Chengwei Jin; Jia Qi; Qilei Wang; Chenwei Pu; Mingming Tan

doi:10.3389/fonc.2023.1158690

Cardiotoxicity of lung cancer-related immunotherapy versus chemotherapy: a systematic review and network meta-analysis of randomized controlled trials

Front Oncol. 2023 Apr 14:13:1158690. doi: 10.3389/fonc.2023.1158690. eCollection 2023.

Authors

Chengwei Jin¹, Jia Qi¹, Qilei Wang¹, Chenwei Pu², Mingming Tan²

Affiliations

¹ Department of Cardiology, Zibo Central Hospital, Zibo, China.
² Department of Respiratory and Critical Care Medicine, Zibo Central Hospital, Shandong, China.

Abstract

Background: Previous clinical randomized controlled trials (RCTs) have demonstrated that immune checkpoint inhibitors (ICIs) cause various toxicities during cancer treatment, but the effects of different inhibitors in combination with chemotherapy for cardiotoxicity remain controversial. The aim of the present study was to assess cardiotoxicity caused by programmed cell death protein 1 (PD-1), programmed cell death-Ligand 1 (PD-L1), and cytotoxic T lymphocyte associate protein-4 (CTLA-4) in combination with chemotherapy to treat lung cancer.
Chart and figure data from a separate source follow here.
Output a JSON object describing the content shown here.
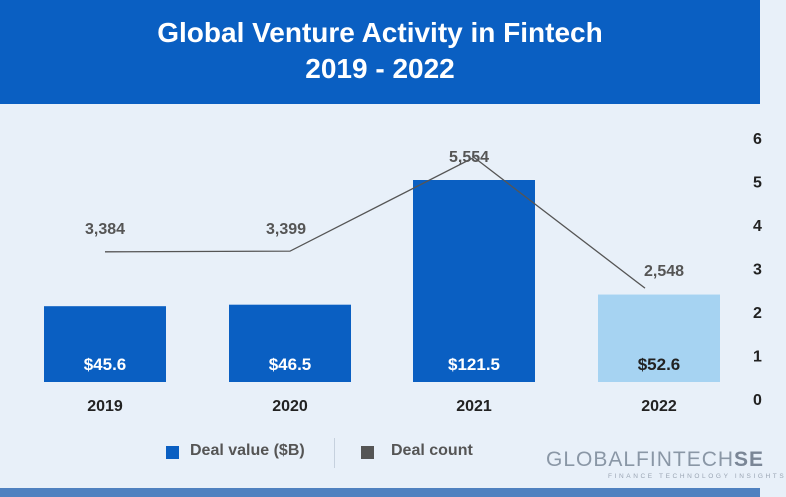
{
  "header": {
    "title_line1": "Global Venture Activity in Fintech",
    "title_line2": "2019 - 2022"
  },
  "chart_data": {
    "type": "bar",
    "categories": [
      "2019",
      "2020",
      "2021",
      "2022"
    ],
    "series": [
      {
        "name": "Deal value ($B)",
        "type": "bar",
        "values": [
          45.6,
          46.5,
          121.5,
          52.6
        ],
        "labels": [
          "$45.6",
          "$46.5",
          "$121.5",
          "$52.6"
        ],
        "colors": [
          "#0a5fc2",
          "#0a5fc2",
          "#0a5fc2",
          "#a6d3f2"
        ],
        "label_colors": [
          "#ffffff",
          "#ffffff",
          "#ffffff",
          "#222222"
        ],
        "axis": "left",
        "ylim": [
          0,
          140
        ]
      },
      {
        "name": "Deal count",
        "type": "line",
        "values": [
          3384,
          3399,
          5554,
          2548
        ],
        "labels": [
          "3,384",
          "3,399",
          "5,554",
          "2,548"
        ],
        "color": "#555555",
        "axis": "right",
        "ylim": [
          0,
          6000
        ]
      }
    ],
    "right_axis_ticks": [
      "0",
      "1",
      "2",
      "3",
      "4",
      "5",
      "6"
    ],
    "right_axis_tick_values": [
      0,
      1000,
      2000,
      3000,
      4000,
      5000,
      6000
    ],
    "legend_position": "bottom",
    "grid": false
  },
  "legend": {
    "deal_value_label": "Deal value ($B)",
    "deal_count_label": "Deal count",
    "deal_value_color": "#0a5fc2",
    "deal_count_color": "#555555"
  },
  "brand": {
    "name_part1": "GLOBALFINTECH",
    "name_part2": "SE",
    "tagline": "FINANCE TECHNOLOGY INSIGHTS"
  },
  "colors": {
    "header": "#0a5fc2",
    "background": "#e8f0f9",
    "footer": "#4f81c0"
  }
}
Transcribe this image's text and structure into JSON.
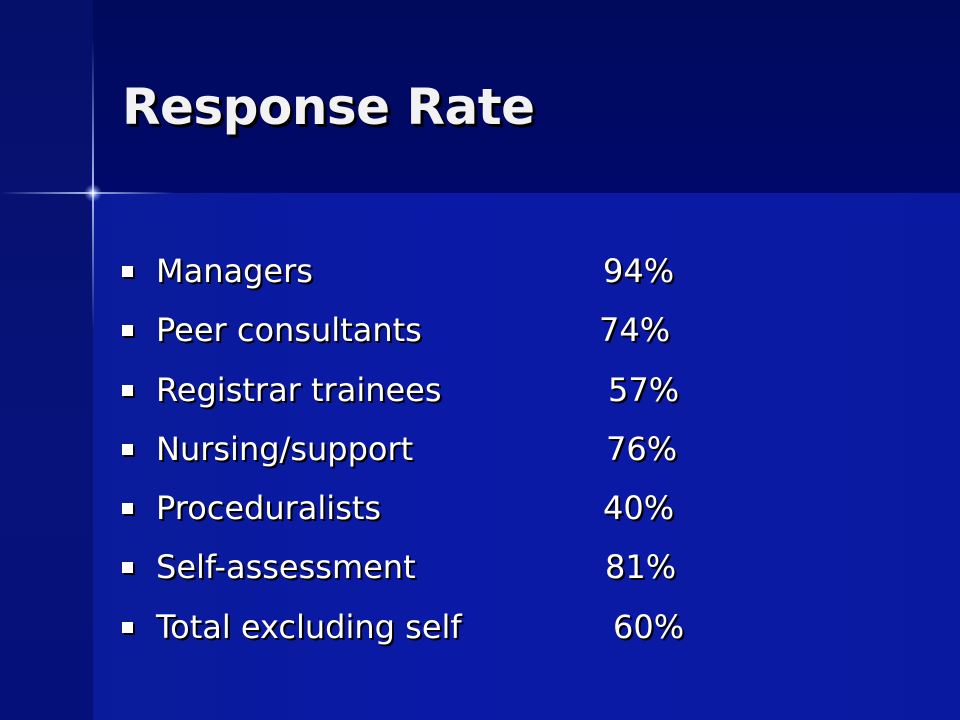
{
  "slide": {
    "title": "Response Rate",
    "rows": [
      {
        "label": "Managers",
        "value": "94%"
      },
      {
        "label": "Peer consultants",
        "value": "74%"
      },
      {
        "label": "Registrar trainees",
        "value": "57%"
      },
      {
        "label": "Nursing/support",
        "value": "76%"
      },
      {
        "label": "Proceduralists",
        "value": "40%"
      },
      {
        "label": "Self-assessment",
        "value": "81%"
      },
      {
        "label": "Total excluding self",
        "value": "60%"
      }
    ]
  },
  "colors": {
    "background_dark": "#000a5e",
    "background_main": "#0b1aa6",
    "text": "#ffffff"
  }
}
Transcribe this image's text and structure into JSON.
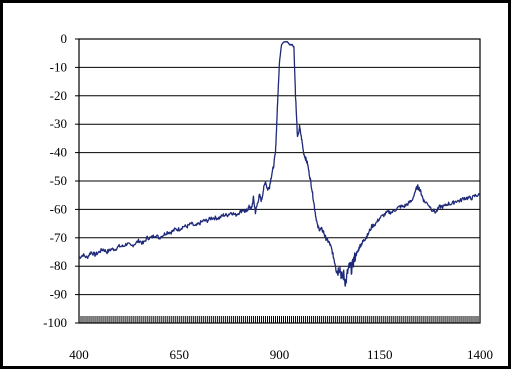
{
  "chart_data": {
    "type": "line",
    "title": "",
    "xlabel": "",
    "ylabel": "",
    "xlim": [
      400,
      1400
    ],
    "ylim": [
      -100,
      0
    ],
    "xticks": [
      400,
      650,
      900,
      1150,
      1400
    ],
    "yticks": [
      0,
      -10,
      -20,
      -30,
      -40,
      -50,
      -60,
      -70,
      -80,
      -90,
      -100
    ],
    "x_tick_labels": [
      "400",
      "650",
      "900",
      "1150",
      "1400"
    ],
    "y_tick_labels": [
      "0",
      "-10",
      "-20",
      "-30",
      "-40",
      "-50",
      "-60",
      "-70",
      "-80",
      "-90",
      "-100"
    ],
    "grid": "horizontal",
    "legend": "none",
    "series": [
      {
        "color": "#1f2a7a",
        "x": [
          400,
          410,
          420,
          430,
          440,
          450,
          460,
          470,
          480,
          490,
          500,
          510,
          520,
          530,
          540,
          550,
          560,
          570,
          580,
          590,
          600,
          610,
          620,
          630,
          640,
          650,
          660,
          670,
          680,
          690,
          700,
          710,
          720,
          730,
          740,
          750,
          760,
          770,
          780,
          790,
          800,
          810,
          815,
          820,
          825,
          830,
          835,
          840,
          845,
          850,
          855,
          860,
          865,
          870,
          875,
          880,
          885,
          890,
          893,
          896,
          900,
          905,
          910,
          915,
          920,
          925,
          928,
          932,
          936,
          940,
          945,
          950,
          955,
          960,
          965,
          970,
          975,
          980,
          985,
          990,
          995,
          1000,
          1005,
          1010,
          1015,
          1020,
          1025,
          1030,
          1035,
          1040,
          1045,
          1050,
          1055,
          1060,
          1065,
          1070,
          1075,
          1080,
          1085,
          1090,
          1095,
          1100,
          1105,
          1110,
          1115,
          1120,
          1130,
          1140,
          1150,
          1160,
          1170,
          1180,
          1190,
          1200,
          1210,
          1220,
          1230,
          1240,
          1245,
          1250,
          1255,
          1260,
          1270,
          1280,
          1290,
          1300,
          1310,
          1320,
          1330,
          1340,
          1350,
          1360,
          1370,
          1380,
          1390,
          1400
        ],
        "y": [
          -77,
          -76,
          -77,
          -75,
          -76,
          -75,
          -74,
          -75,
          -74,
          -74,
          -73,
          -73,
          -72,
          -73,
          -72,
          -71,
          -72,
          -70,
          -70,
          -69,
          -70,
          -69,
          -68,
          -68,
          -67,
          -67,
          -66,
          -66,
          -65,
          -66,
          -65,
          -64,
          -64,
          -63,
          -63,
          -63,
          -62,
          -62,
          -61,
          -62,
          -61,
          -60,
          -61,
          -60,
          -59,
          -60,
          -56,
          -61,
          -58,
          -55,
          -57,
          -53,
          -50,
          -53,
          -52,
          -48,
          -45,
          -40,
          -30,
          -20,
          -8,
          -2,
          -1,
          -1,
          -1,
          -2,
          -2,
          -2,
          -3,
          -20,
          -35,
          -31,
          -35,
          -40,
          -42,
          -44,
          -48,
          -52,
          -57,
          -62,
          -66,
          -67,
          -67,
          -68,
          -70,
          -71,
          -72,
          -74,
          -77,
          -80,
          -82,
          -80,
          -84,
          -83,
          -86,
          -82,
          -80,
          -81,
          -78,
          -76,
          -75,
          -73,
          -72,
          -71,
          -70,
          -69,
          -66,
          -65,
          -63,
          -62,
          -61,
          -61,
          -60,
          -59,
          -59,
          -58,
          -57,
          -53,
          -52,
          -53,
          -55,
          -57,
          -58,
          -60,
          -61,
          -59,
          -59,
          -58,
          -58,
          -57,
          -57,
          -56,
          -56,
          -56,
          -55,
          -55
        ]
      }
    ]
  }
}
Methods: The following ICIs were included in the present study: durvalumab, avelumab, ipilimumab, atezolizumab, pembrolizumab, cemiplimab, and nivolumab. The relevant information was extracted using a predefined data extraction table, and the risk of bias was assessed in randomized controlled trials using the Cochrane Bias Risk tool. The main outcomes were hypertension, heart failure, pericardial effusion, and other adverse cardiac events. The random effects model was used to conduct a paired meta-analysis, and a random effects network meta-analysis was then performed within a Bayesian framework.
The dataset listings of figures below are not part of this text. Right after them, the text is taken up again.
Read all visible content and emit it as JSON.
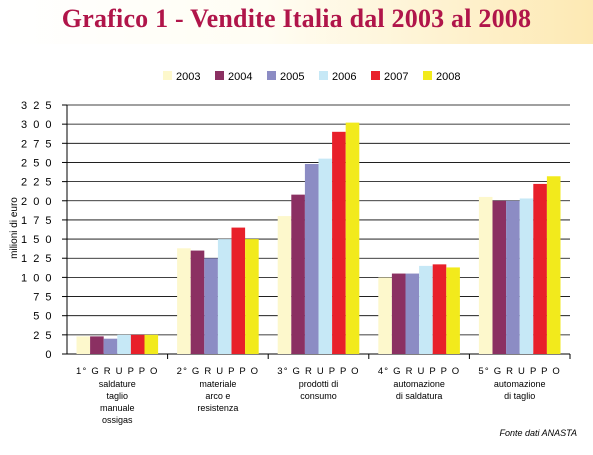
{
  "header": {
    "title": "Grafico 1 - Vendite Italia dal 2003 al 2008"
  },
  "source_note": "Fonte dati ANASTA",
  "colors": {
    "title": "#b0154a",
    "grid": "#000000"
  },
  "chart_data": {
    "type": "bar",
    "title": "Grafico 1 - Vendite Italia dal 2003 al 2008",
    "ylabel": "milioni di euro",
    "xlabel": "",
    "ylim": [
      0,
      325
    ],
    "yticks": [
      "0",
      "2 5",
      "5 0",
      "7 5",
      "1 0 0",
      "1 2 5",
      "1 5 0",
      "1 7 5",
      "2 0 0",
      "2 2 5",
      "2 5 0",
      "2 7 5",
      "3 0 0",
      "3 2 5"
    ],
    "grid": true,
    "legend_position": "top",
    "categories": [
      {
        "title": "1° G R U P P O",
        "lines": [
          "saldature",
          "taglio",
          "manuale",
          "ossigas"
        ]
      },
      {
        "title": "2° G R U P P O",
        "lines": [
          "materiale",
          "arco e",
          "resistenza"
        ]
      },
      {
        "title": "3° G R U P P O",
        "lines": [
          "prodotti di",
          "consumo"
        ]
      },
      {
        "title": "4° G R U P P O",
        "lines": [
          "automazione",
          "di saldatura"
        ]
      },
      {
        "title": "5° G R U P P O",
        "lines": [
          "automazione",
          "di taglio"
        ]
      }
    ],
    "series": [
      {
        "name": "2003",
        "color": "#fdf8cc",
        "values": [
          23,
          138,
          180,
          100,
          205
        ]
      },
      {
        "name": "2004",
        "color": "#8b3062",
        "values": [
          23,
          135,
          208,
          105,
          200
        ]
      },
      {
        "name": "2005",
        "color": "#8c8cc4",
        "values": [
          20,
          125,
          248,
          105,
          200
        ]
      },
      {
        "name": "2006",
        "color": "#c6e8f6",
        "values": [
          25,
          150,
          255,
          115,
          203
        ]
      },
      {
        "name": "2007",
        "color": "#e8202a",
        "values": [
          25,
          165,
          290,
          117,
          222
        ]
      },
      {
        "name": "2008",
        "color": "#f2ea1c",
        "values": [
          25,
          150,
          302,
          113,
          232
        ]
      }
    ]
  }
}
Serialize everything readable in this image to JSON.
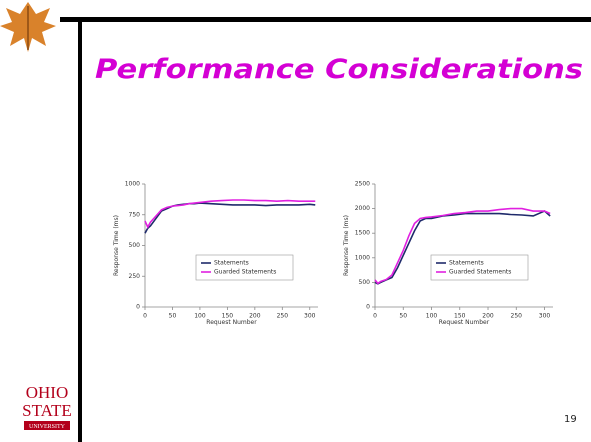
{
  "slide": {
    "title": "Performance Considerations",
    "page_number": "19",
    "logo": {
      "line1": "OHIO",
      "line2": "STATE",
      "line3": "UNIVERSITY"
    }
  },
  "chart_data": [
    {
      "type": "line",
      "xlabel": "Request Number",
      "ylabel": "Response Time (ms)",
      "x": [
        0,
        5,
        10,
        20,
        30,
        40,
        50,
        60,
        70,
        80,
        90,
        100,
        120,
        140,
        160,
        180,
        200,
        220,
        240,
        260,
        280,
        300,
        310
      ],
      "series": [
        {
          "name": "Statements",
          "color": "#1f2a6b",
          "values": [
            600,
            640,
            660,
            720,
            780,
            800,
            820,
            830,
            835,
            840,
            840,
            845,
            840,
            835,
            830,
            830,
            830,
            825,
            830,
            830,
            830,
            835,
            830
          ]
        },
        {
          "name": "Guarded Statements",
          "color": "#e020e0",
          "values": [
            700,
            650,
            690,
            740,
            790,
            810,
            820,
            825,
            830,
            840,
            845,
            850,
            860,
            865,
            870,
            870,
            865,
            865,
            860,
            865,
            860,
            860,
            860
          ]
        }
      ],
      "xlim": [
        0,
        315
      ],
      "xticks": [
        0,
        50,
        100,
        150,
        200,
        250,
        300
      ],
      "ylim": [
        0,
        1000
      ],
      "yticks": [
        0,
        250,
        500,
        750,
        1000
      ],
      "legend": "lower-right"
    },
    {
      "type": "line",
      "xlabel": "Request Number",
      "ylabel": "Response Time (ms)",
      "x": [
        0,
        5,
        10,
        20,
        30,
        40,
        50,
        60,
        70,
        80,
        90,
        100,
        120,
        140,
        160,
        180,
        200,
        220,
        240,
        260,
        280,
        300,
        310
      ],
      "series": [
        {
          "name": "Statements",
          "color": "#1f2a6b",
          "values": [
            500,
            470,
            500,
            550,
            600,
            800,
            1050,
            1300,
            1550,
            1750,
            1800,
            1800,
            1850,
            1870,
            1900,
            1900,
            1900,
            1900,
            1880,
            1870,
            1850,
            1950,
            1850
          ]
        },
        {
          "name": "Guarded Statements",
          "color": "#e020e0",
          "values": [
            550,
            480,
            520,
            560,
            650,
            900,
            1150,
            1450,
            1700,
            1800,
            1820,
            1830,
            1860,
            1900,
            1920,
            1950,
            1950,
            1980,
            2000,
            2000,
            1950,
            1950,
            1900
          ]
        }
      ],
      "xlim": [
        0,
        315
      ],
      "xticks": [
        0,
        50,
        100,
        150,
        200,
        250,
        300
      ],
      "ylim": [
        0,
        2500
      ],
      "yticks": [
        0,
        500,
        1000,
        1500,
        2000,
        2500
      ],
      "legend": "lower-right"
    }
  ]
}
Results: In total, 17 RCTs were included in the present study. There were 11,063 individuals in the experimental and control groups, with an average age greater than 60 years. Based on the evaluation of all drug classes in RCTs, CTLA-4+chemotherapy (RR, -0.69 [95% CI, 2.91-1.52] and PD-L1 (RR, -0.21 [95% CI, -1.03-0.60]) were less cardiotoxic than the control arm, which indicated they were safer options for adverse cardiac events. PD-L1 alone was less cardiotoxic than PD-1 alone (RR, -0.57 [95% CI, -1.96-0.82]). Further, the dual immunotarget inhibitor, PD-1+CTLA-4, had the lowest SUCRA value and had the highest cardiotoxicity (SUCRA=9).
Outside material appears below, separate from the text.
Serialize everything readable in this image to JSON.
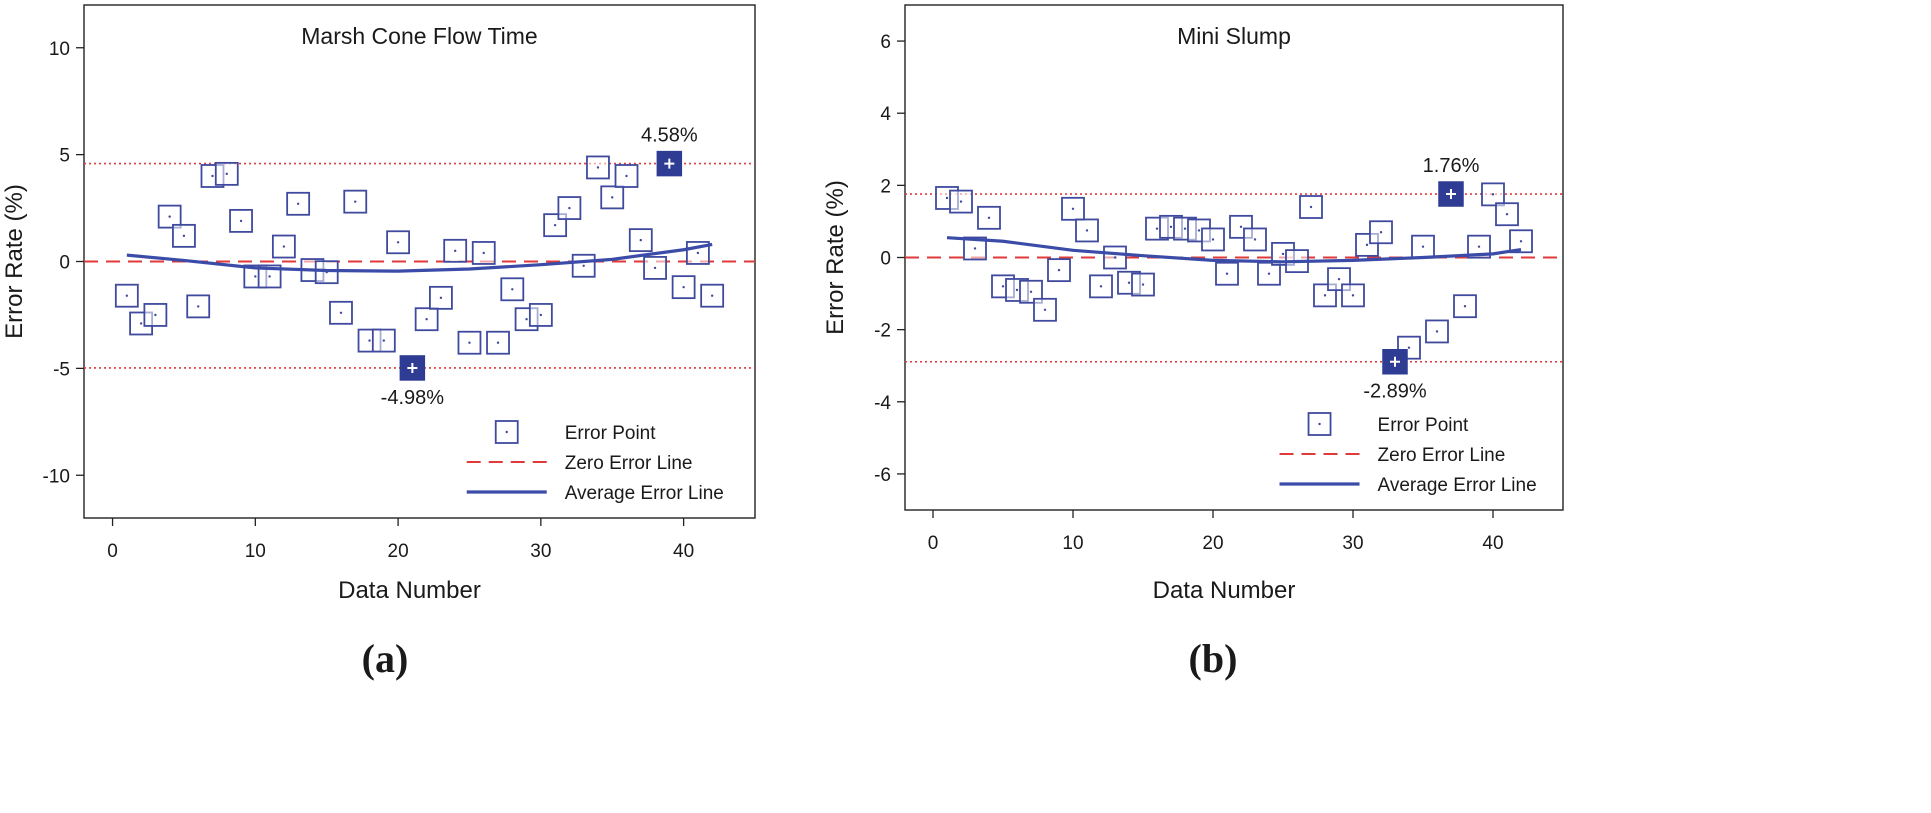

Conclusion: When classified according to drug type, CTLA-4+chemotherapy is associated with fewer cardiac adverse events compared to other treatments. Dual immunotarget inhibitors are more likely to have adverse cardiac reactions. Therefore, clinicians should consider this evidence when developing an ICI immunotherapy regimen for lung cancer.

Systematic review registration: https://www.crd.york.ac.uk/prospero, identifier CRD42023360931.

Keywords: CTLA-4; cardiotoxicity; chemotherapy; immunotherapy; lung cancer.

Publication types

Systematic Review

Grants and funding

This work was supported by Shandong Medical and Health Science and Technology Development Plan Project (2019WS384), and Key Technology Research and Development Plan of Shandong Province (2018GSF118194).